Instruktur LRSDKP dari Kementerian Kelautan dan Perikanan RI Guntur Adhi Rahmawan, S.T., M.Si. sebagai narasumber menyampaikan kepada kelompok masyarakat dan perwakilan instansi yang hadir, mengenai pengenalan dan pengelolaan kawasan pesisir dan laut. Pesisir merupakan daerah darat di tepi laut yang masih mendapat pengaruh laut seperti pasang surut, angin laut dan perembesan air laut (Triatmodjo, 1999). Dimana pesisir menyimpan potensi sumber daya dan juga bencana yang dapat menggangu dan merusak kehidupan yang ada di pesisir.

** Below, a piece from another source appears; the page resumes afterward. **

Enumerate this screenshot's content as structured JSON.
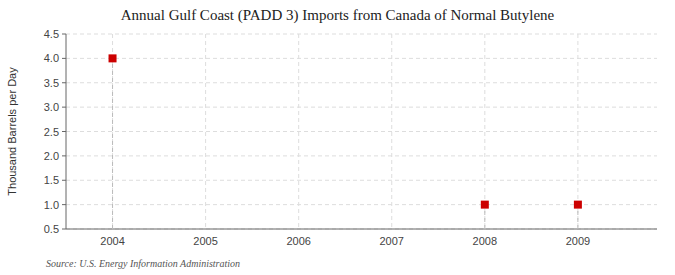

Interaksi pesisir dan laut dapat dilihat pada tanaman mangrove, lamun dan terumbu karang. Mangrove dapat ditanam dan tumbuh pada jenis pantai yang berlumpur. Tanaman ini dapat mengendapkan nutrient ke arah laut dan menyaring air. Lalu bergeser ke arah laut, terdapat lamun yang berbentuk seperti kumpulan rerumputan yang ada di bawah air laut. Lamun dapat mengendapkan sedimen dan menyaring air menjadi lebih jernih. Kemudian yang terakhir merupakan terumbu karang yang hidup di perairan yang jernih dan kaya akan nutrient.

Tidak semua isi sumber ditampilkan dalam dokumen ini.